■映画について
『三姉妹~雲南の子』は、中国の最貧困地域である雲南省で、逞しく生き抜く一家を浮き彫りにするドキュメンタリー映画である。
ナレーションによる解説は一切ない。登場人物の名前と相関関係、時期、場所の説明が簡単にされているのみである。
「演出」も一切なく画面の中に映し出される出来事はすべて自然の中の偶然である。私たちが暮らす場所からは遠く離れているが、日常の中にある仕草や行動は共通する部分も多く、共感を覚える事もしばしばある。
■日本と雲南省
極貧生活の中の自然の厳しさには、私たちの想像を絶するであろう。
私は現在27歳である。
現在の雲南省の現状は戦後の日本と似ているように言われるが、戦後を経験していない世代にとって、やはりそれは想像の域を出ない。
日本は望めば何不自由なく手に入れられる国である。インフラは整い、公共設備や福利の面でも優れている。
その便利な社会で、本作のような貧困に接することは現実にはほとんどありえないであろう。たとえ映画であっても人々の目に入る機会は少ないであろう。

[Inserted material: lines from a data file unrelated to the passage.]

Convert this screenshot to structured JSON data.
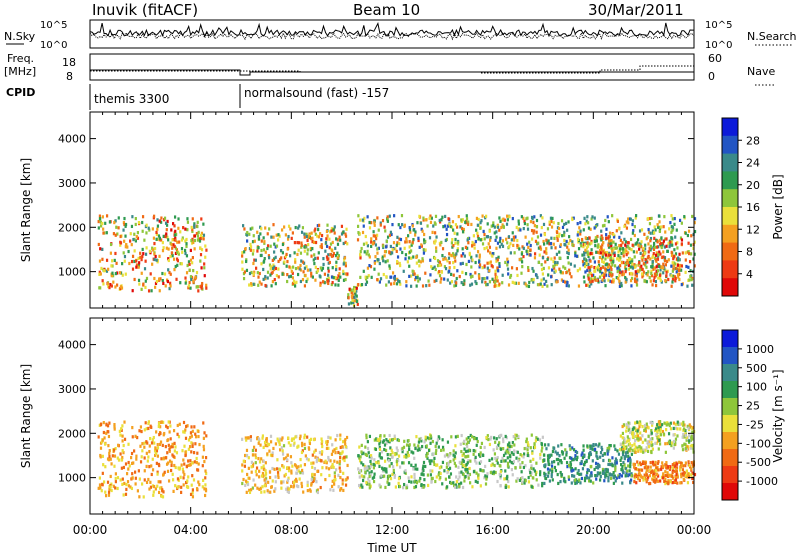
{
  "header": {
    "station": "Inuvik (fitACF)",
    "beam": "Beam 10",
    "date": "30/Mar/2011"
  },
  "noise_panel": {
    "left_label": "N.Sky",
    "right_label": "N.Search",
    "left_ticks": [
      "10^5",
      "10^0"
    ],
    "right_ticks": [
      "10^5",
      "10^0"
    ]
  },
  "freq_panel": {
    "left_label_1": "Freq.",
    "left_label_2": "[MHz]",
    "right_label": "Nave",
    "left_ticks": [
      "18",
      "8"
    ],
    "right_ticks": [
      "60",
      "0"
    ]
  },
  "cpid_panel": {
    "label": "CPID",
    "modes": [
      {
        "text": "themis 3300",
        "start_hour": 0
      },
      {
        "text": "normalsound (fast) -157",
        "start_hour": 6
      }
    ]
  },
  "colors": {
    "scale": [
      "#0c1ad9",
      "#2255c4",
      "#3a8a8a",
      "#2e9a50",
      "#8ec63a",
      "#eae03a",
      "#f4a020",
      "#f06a14",
      "#ee3a14",
      "#e00808"
    ],
    "velocity_gray": "#c8c8c8"
  },
  "power_colorbar": {
    "label": "Power [dB]",
    "ticks": [
      "28",
      "24",
      "20",
      "16",
      "12",
      "8",
      "4"
    ]
  },
  "velocity_colorbar": {
    "label": "Velocity [m s⁻¹]",
    "ticks": [
      "1000",
      "500",
      "100",
      "25",
      "-25",
      "-100",
      "-500",
      "-1000"
    ]
  },
  "chart_data": [
    {
      "type": "heatmap",
      "name": "power",
      "ylabel": "Slant Range [km]",
      "xlim_hours": [
        0,
        24
      ],
      "ylim_km": [
        180,
        4600
      ],
      "y_ticks": [
        1000,
        2000,
        3000,
        4000
      ],
      "clim_db": [
        0,
        32
      ],
      "regions": [
        {
          "t": [
            0.3,
            4.6
          ],
          "r": [
            600,
            2300
          ],
          "peak_db": 30
        },
        {
          "t": [
            6.0,
            10.2
          ],
          "r": [
            700,
            2100
          ],
          "peak_db": 28
        },
        {
          "t": [
            10.2,
            10.6
          ],
          "r": [
            250,
            700
          ],
          "peak_db": 30
        },
        {
          "t": [
            10.6,
            24.0
          ],
          "r": [
            700,
            2300
          ],
          "peak_db": 26
        },
        {
          "t": [
            19.5,
            23.5
          ],
          "r": [
            800,
            1800
          ],
          "peak_db": 30
        }
      ]
    },
    {
      "type": "heatmap",
      "name": "velocity",
      "xlabel": "Time UT",
      "ylabel": "Slant Range [km]",
      "xlim_hours": [
        0,
        24
      ],
      "ylim_km": [
        180,
        4600
      ],
      "y_ticks": [
        1000,
        2000,
        3000,
        4000
      ],
      "x_ticks": [
        "00:00",
        "04:00",
        "08:00",
        "12:00",
        "16:00",
        "20:00",
        "00:00"
      ],
      "clim_ms": [
        -1000,
        1000
      ],
      "regions": [
        {
          "t": [
            0.3,
            4.6
          ],
          "r": [
            600,
            2300
          ],
          "v": -300
        },
        {
          "t": [
            6.0,
            10.2
          ],
          "r": [
            700,
            2000
          ],
          "v": -200
        },
        {
          "t": [
            10.6,
            18.0
          ],
          "r": [
            800,
            2000
          ],
          "v": 150
        },
        {
          "t": [
            18.0,
            21.5
          ],
          "r": [
            900,
            1800
          ],
          "v": 400
        },
        {
          "t": [
            21.5,
            24.0
          ],
          "r": [
            900,
            1400
          ],
          "v": -400
        },
        {
          "t": [
            21.0,
            24.0
          ],
          "r": [
            1600,
            2300
          ],
          "v": 0
        }
      ]
    }
  ]
}
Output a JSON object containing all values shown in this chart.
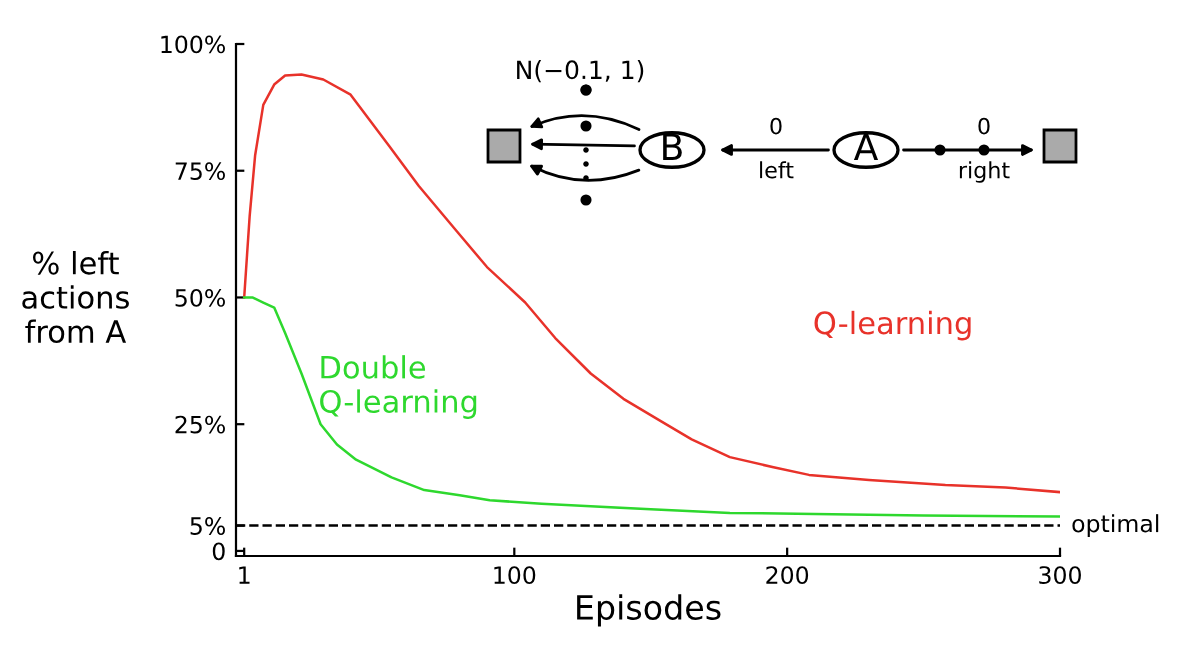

なぜならば、本作が取り上げる主題は、私たちからすれば「過去」だからである。
現在は未来へ向かって刻々と突き進み、決して戻る事はない。
少しでも足踏みをすれば、途端に取り残される風潮にある。
日本に限らず文明とは、常に発展を求め、効率性と利便性を脇に通れて歩くのであろう。
本作の舞台である雲南省の村においても、中国の発展に引き上げられようとしているのである。
■映画が訴えるもの
本作において、具体的かつ明確なメッセージはない。
画面に映し出される映像と音で、自ら想像するしか方法がない。
しかし、一つだけ明確にあるのが、これが世界の中の一つの村であるということである。
架空の村ではなく、現実に存在し、そこに暮らしている人たちがいるのである。
どの国が豊かで、どの地域が貧しいかという単純なことではない。
どこが優れていて、どこが劣っているのかを比較するのも短絡的過ぎる。
あえて言えば、雲南省の三姉妹も私たちと同じ人間であるということではないだろうか。
なんの新鮮味もないことだが、これが真実であると思う。